The greater the variety of creatures that visit the garden the more likely they are to balance each other out and the plague of nasties will not decimate the plants.
Here are a few ideas for a wild life friendly garden.
Bird box in a sheltered site, out of reach of predators (clean it every year to get rid of mites). Put out protein rich food and a variety of seed for different species. The feeder if possible should be near a dense shrub so that small birds can dart in and out to feed, safe from cats.
Ivy and Climbers. The flowers and seeds of ivy are nutritious and are a good source of pollen. Ivy being evergreen provides a protective habitat all year round.

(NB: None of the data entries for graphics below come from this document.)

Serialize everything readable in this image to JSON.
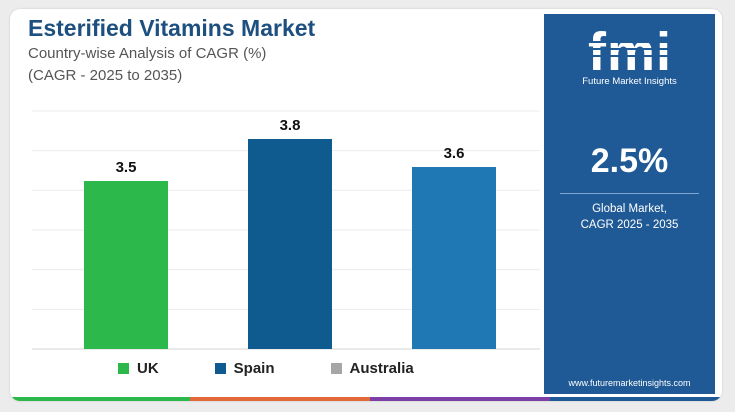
{
  "header": {
    "title": "Esterified Vitamins Market",
    "subtitle": "Country-wise Analysis of CAGR (%)",
    "subtitle2": "(CAGR - 2025 to 2035)"
  },
  "chart_data": {
    "type": "bar",
    "categories": [
      "UK",
      "Spain",
      "Australia"
    ],
    "values": [
      3.5,
      3.8,
      3.6
    ],
    "data_labels": [
      "3.5",
      "3.8",
      "3.6"
    ],
    "colors": [
      "#2db84b",
      "#0f5a8e",
      "#1f78b4"
    ],
    "ylim": [
      2.3,
      4.0
    ],
    "grid": true,
    "legend": {
      "position": "bottom",
      "entries": [
        {
          "label": "UK",
          "color": "#2db84b"
        },
        {
          "label": "Spain",
          "color": "#0f5a8e"
        },
        {
          "label": "Australia",
          "color": "#a6a6a6"
        }
      ]
    }
  },
  "side_panel": {
    "logo_text": "fmi",
    "logo_subtitle": "Future Market Insights",
    "stat_value": "2.5%",
    "stat_label_1": "Global Market,",
    "stat_label_2": "CAGR 2025 - 2035",
    "url": "www.futuremarketinsights.com",
    "background": "#1f5a96"
  },
  "footer_colors": [
    "#2db84b",
    "#e2693a",
    "#7b3fa6",
    "#1f5a96"
  ]
}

Clematis and rose all create good habitats at varying heights and attract bees and birds to feed.
Water source. All creatures need fresh, unchlorinated water. Build a pond, bury a shallow bucket. Read a good gardening book for ideas to suit your garden.
Compost Bins use up waste and also feed the soil. They are also a habitat for worms, woodlice, fungi, frogs grass snakes and spiders supplying a cordon bleu feast for garden visitors. Read up more on composting.
Flowers. Grow as many flowers as you can from spring bulbs to late flowering perennials. Choose flowers that are true to species not bred by humans for lots of petals. Petals grow at the expense of pollen and nectar and make it harder for bees to get inside. Examples include foxgloves, marigolds and cornflowers. There are many more pollinator friendly flowers to read up about.
Weeds. Dare I mention that they are some of the best plants for pollinators. Buttercups, daisies and wild foxgloves flower for a long time and thrive in bad growing conditions. Do not be too tidy behind a shed. Out of sight, these will thrive and when they die insects like spiders and earwigs will live under dead plants and in turn will keep aphids in check.
I should not mention this to the lawn perfectionists but if you can leave a bit of long grass the butterflies will thank you because it is an important habitat to lay their eggs.
As usual space is running out, I hope I have whetted your appetite and you will consider a whole host of wild ideas and features or just pick one and then sit back and welcome your visitors.